La crise budgétaire qui secoue la Tunisie enfante des conséquences multidimensionnelles. L’absence d’une politique gouvernementale de gestion des risques budgétaires constitue un incubateur de crises et de chocs qui déstabilise la Tunisie. Et ainsi précarise les services publics et le bien-être; dans ce pays ruiné par dix années de mal-gouvernance et de marasmes économique. Ce que je pense…
La Tunisie est un pays surendetté et dont la gestion des risques est encore embryonnaire pour ne pas dire déficitaire. Elle doit moderniser la gestion budgétaire, en introduisant des mécanismes de management des risques et notamment des risques budgétaires.
Les risques budgétaires sont maléfiques
Et pour cause, le monde d’aujourd’hui est assailli par des crises que nous n’aurions pas pu prévoir il y a trois ans.
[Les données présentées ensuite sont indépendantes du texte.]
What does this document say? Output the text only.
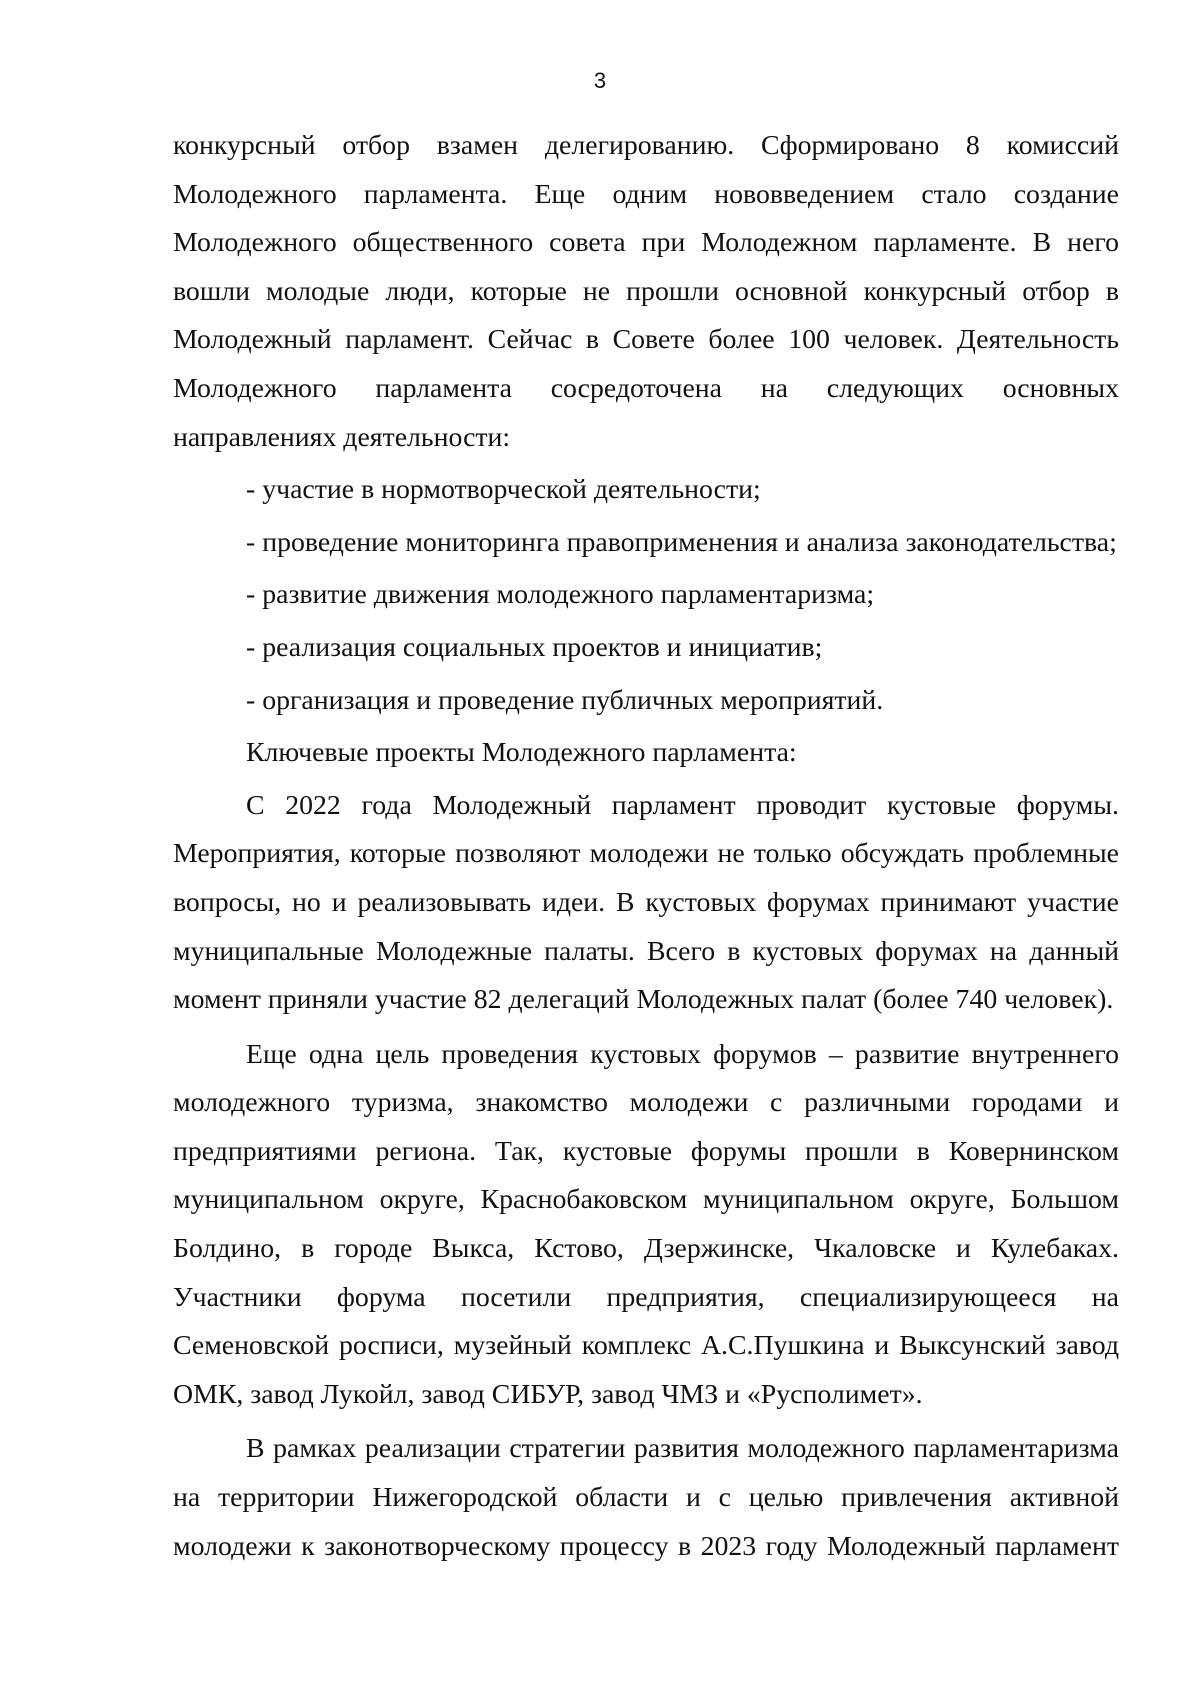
3

конкурсный отбор взамен делегированию. Сформировано 8 комиссий Молодежного парламента. Еще одним нововведением стало создание Молодежного общественного совета при Молодежном парламенте. В него вошли молодые люди, которые не прошли основной конкурсный отбор в Молодежный парламент. Сейчас в Совете более 100 человек. Деятельность Молодежного парламента сосредоточена на следующих основных направлениях деятельности:

- участие в нормотворческой деятельности;

- проведение мониторинга правоприменения и анализа законодательства;

- развитие движения молодежного парламентаризма;

- реализация социальных проектов и инициатив;

- организация и проведение публичных мероприятий.

Ключевые проекты Молодежного парламента:

С 2022 года Молодежный парламент проводит кустовые форумы. Мероприятия, которые позволяют молодежи не только обсуждать проблемные вопросы, но и реализовывать идеи. В кустовых форумах принимают участие муниципальные Молодежные палаты. Всего в кустовых форумах на данный момент приняли участие 82 делегаций Молодежных палат (более 740 человек).

Еще одна цель проведения кустовых форумов – развитие внутреннего молодежного туризма, знакомство молодежи с различными городами и предприятиями региона. Так, кустовые форумы прошли в Ковернинском муниципальном округе, Краснобаковском муниципальном округе, Большом Болдино, в городе Выкса, Кстово, Дзержинске, Чкаловске и Кулебаках. Участники форума посетили предприятия, специализирующееся на Семеновской росписи, музейный комплекс А.С.Пушкина и Выксунский завод ОМК, завод Лукойл, завод СИБУР, завод ЧМЗ и «Русполимет».

В рамках реализации стратегии развития молодежного парламентаризма на территории Нижегородской области и с целью привлечения активной молодежи к законотворческому процессу в 2023 году Молодежный парламент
A savoir: une pandémie mondiale; des perturbations de la chaîne d’approvisionnement à grande échelle; et une guerre en Ukraine. Ces crises ont eu et ont encore des effets dévastateurs. En causant des pertes en vies humaines et des bouleversements économiques.
Ces risques et imprévus ont également eu un impact sur les finances publiques. Car les gouvernements ont pris des mesures pour protéger leurs citoyens et leurs économies des pires effets. Ces défis surviennent dans un contexte d’endettement élevé, d’espace budgétaire limité et d’incertitude élevée.
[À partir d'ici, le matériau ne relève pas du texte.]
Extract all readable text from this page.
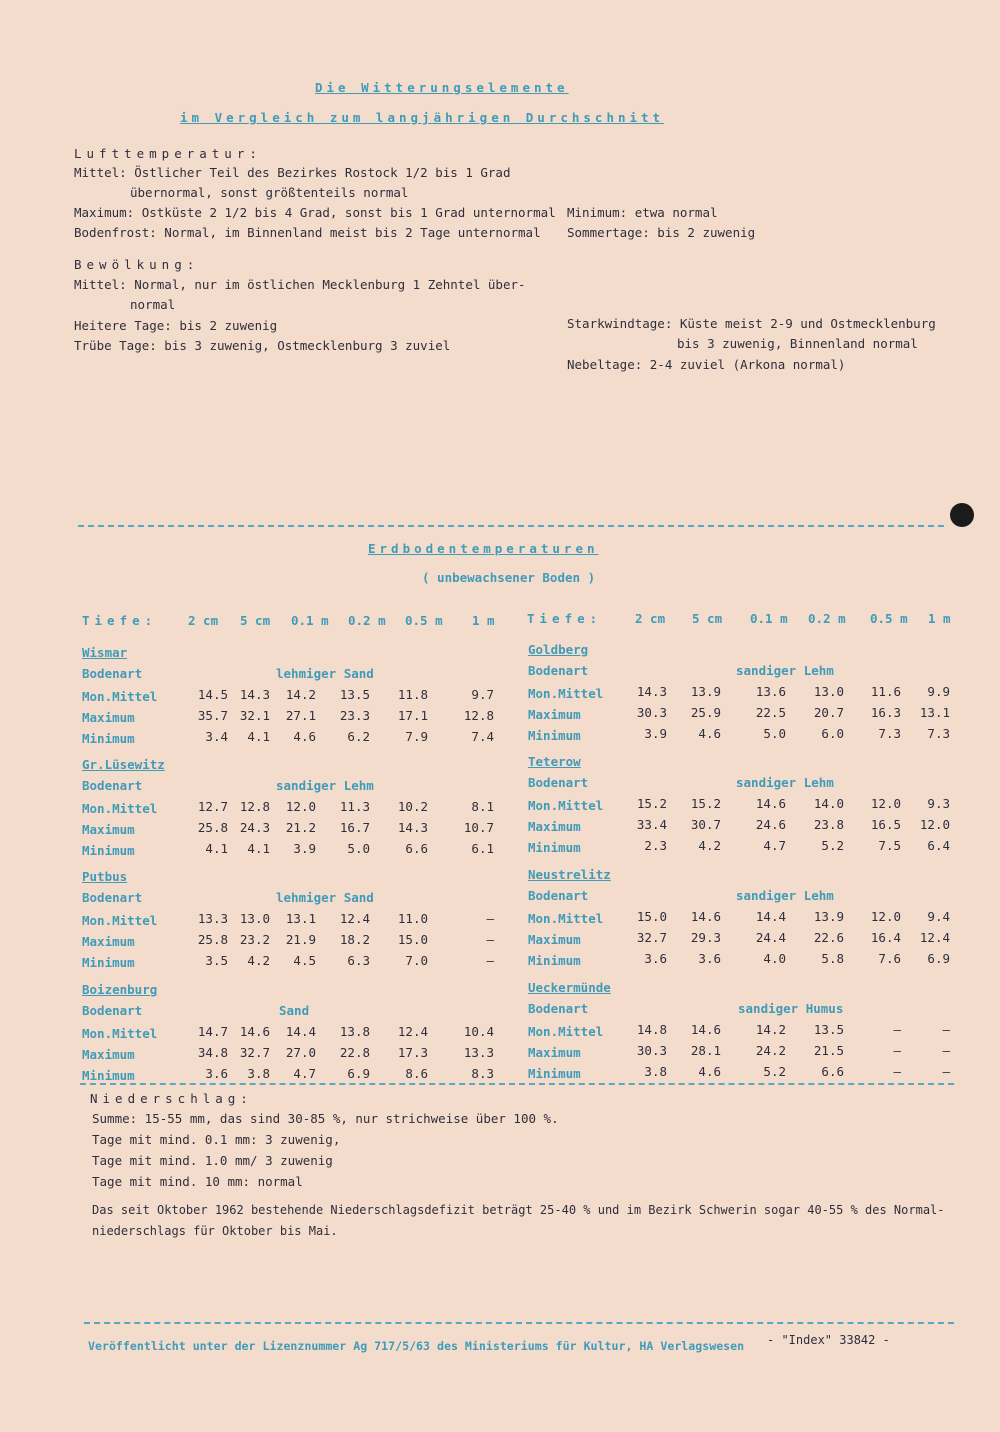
Die Witterungselemente
im Vergleich zum langjährigen Durchschnitt
Lufttemperatur:
Mittel: Östlicher Teil des Bezirkes Rostock 1/2 bis 1 Grad
übernormal, sonst größtenteils normal
Maximum: Ostküste 2 1/2 bis 4 Grad, sonst bis 1 Grad unternormal Minimum: etwa normal
Bodenfrost: Normal, im Binnenland meist bis 2 Tage unternormal Sommertage: bis 2 zuwenig
Bewölkung:
Mittel: Normal, nur im östlichen Mecklenburg 1 Zehntel über-
normal
Heitere Tage: bis 2 zuwenig
Trübe Tage: bis 3 zuwenig, Ostmecklenburg 3 zuviel
Starkwindtage: Küste meist 2-9 und Ostmecklenburg
bis 3 zuwenig, Binnenland normal
Nebeltage: 2-4 zuviel (Arkona normal)
Erdbodentemperaturen
( unbewachsener Boden )
Tiefe: 2 cm 5 cm 0.1 m 0.2 m 0.5 m 1 m	Tiefe:	2 cm 5 cm 0.1 m 0.2 m 0.5 m 1 m
Wismar
Bodenart	lehmiger Sand
Mon.Mittel	14.5 14.3	14.2	13.5	11.8	9.7
Maximum	35.7 32.1	27.1	23.3	17.1	12.8
Minimum	3.4	4.1	4.6	6.2	7.9	7.4
Goldberg
Bodenart	sandiger Lehm
Mon.Mittel	14.3	13.9	13.6	13.0	11.6	9.9
Maximum	30.3	25.9	22.5	20.7	16.3	13.1
Minimum	3.9	4.6	5.0	6.0	7.3	7.3
Gr.Lüsewitz
Bodenart	sandiger Lehm
Mon.Mittel	12.7 12.8	12.0	11.3	10.2	8.1
Maximum	25.8 24.3	21.2	16.7	14.3	10.7
Minimum	4.1	4.1	3.9	5.0	6.6	6.1
Teterow
Bodenart	sandiger Lehm
Mon.Mittel	15.2	15.2	14.6	14.0	12.0	9.3
Maximum	33.4	30.7	24.6	23.8	16.5	12.0
Minimum	2.3	4.2	4.7	5.2	7.5	6.4
Putbus
Bodenart	lehmiger Sand
Mon.Mittel	13.3 13.0	13.1	12.4	11.0	–
Maximum	25.8 23.2	21.9	18.2	15.0	–
Minimum	3.5	4.2	4.5	6.3	7.0	–
Neustrelitz
Bodenart	sandiger Lehm
Mon.Mittel	15.0	14.6	14.4	13.9	12.0	9.4
Maximum	32.7	29.3	24.4	22.6	16.4	12.4
Minimum	3.6	3.6	4.0	5.8	7.6	6.9
Boizenburg
Bodenart	Sand
Mon.Mittel	14.7 14.6	14.4	13.8	12.4	10.4
Maximum	34.8 32.7	27.0	22.8	17.3	13.3
Minimum	3.6	3.8	4.7	6.9	8.6	8.3
Ueckermünde
Bodenart	sandiger Humus
Mon.Mittel	14.8	14.6	14.2	13.5	–	–
Maximum	30.3	28.1	24.2	21.5	–	–
Minimum	3.8	4.6	5.2	6.6	–	–
Niederschlag:
Summe: 15-55 mm, das sind 30-85 %, nur strichweise über 100 %.
Tage mit mind. 0.1 mm: 3 zuwenig,
Tage mit mind. 1.0 mm/ 3 zuwenig
Tage mit mind. 10 mm: normal
Das seit Oktober 1962 bestehende Niederschlagsdefizit beträgt 25-40 % und im Bezirk Schwerin sogar 40-55 % des Normal-
niederschlags für Oktober bis Mai.
Veröffentlicht unter der Lizenznummer Ag 717/5/63 des Ministeriums für Kultur, HA Verlagswesen - "Index" 33842 -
Certes on ne peut pas tout prévoir avec certitude. Mais les techniques d’analyse des risques existent. Ainsi que les simulations liées pour introduire des probabilités estimées et des pondérations pour situer les plages de risques. Avec des recommandations et des aides à la décision, pour minimiser les risques budgétaires.
Nous ne pouvons pas prédire quels événements pourraient se développer l’année prochaine ou l’année d’après. Mais les décideurs politiques peuvent structurer les finances publiques en gardant à l’esprit la résilience. Ce que les gouvernements peuvent faire pour mieux les comprendre, les gérer et s’y préparer c’est une gestion saine des risques budgétaires. Ce n’est un secret pour personne que la Tunisie traverse aujourd’hui la période la plus triste et la plus difficile de son histoire. Toutes les sonnettes d’alarme retentissent.
Le budget subit les contrecoups de l’économie
Une situation politique très complexe et les horizons sont presque dans l’impasse. Il s’agit d’une situation économique sans précédent qui laisse présager des tensions sociales.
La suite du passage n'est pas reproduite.